America has a long tradition of casting in metal and stone people and events from our history. I don't know why tax or municipal bond dollars are ever spent on these monuments to vanity. A bronze, dazzling bust or a heartwarming representation of a great accomplishment doesn't really help anyone. And certainly that's a better way to spend money. Ya know, helping people. Or just lower taxes. Lots of options here.

Consider this striking statement of principle from our own Supreme Court, in West Virginia State Board of Education v. Barnette:

If there is any fixed star in our constitutional constellation, it is that no official, high or petty, can prescribe what shall be orthodox in politics, nationalism, religion, or other matters of opinion or force citizens to confess by word or act their faith therein.

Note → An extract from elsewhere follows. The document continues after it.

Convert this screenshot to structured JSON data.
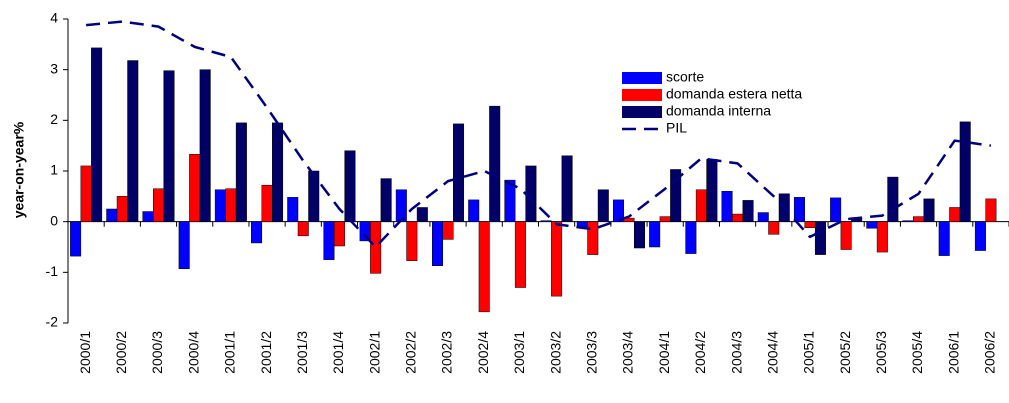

I love George Washington – what a leader! He was a Founding Father who deserves loads of credit and a great place in history. He has that place, without the statues – and I'm not crazy about drifting from that fixed star of our constitution, even if it's to lionize him. Should we use your tax dollars to convince the next generation of his greatness? Should we prescribe it as orthodox that when you see his 20-foot sculpture you literally look up to him? He will be known for his deeds, cast in bronze or no. His legacy is cast in our very nation – why would a statue in a public park make any difference?

Of course, that very Supreme Court ruling seems to indicate that even the petty officials of a city government ought to be prohibited from doing this type of thing. I admit, I am less bothered by those uses, the just-beyond-a-gazebo-naming-level of plaques and such (and not particularly bothered at all, really – who cares about statues?), but I think the principle is a true and good one.

I'm also a little curious about if religious groups are concerned about using their taxes to affix a false idol to the shared public land – but they can speak for themselves. My approach is distinct, a bit simpler – and cheaper, to boot (and so should be preferred by politicians who love making promises and hate raising taxes). Let's just tear these down when they're too worn to appreciate.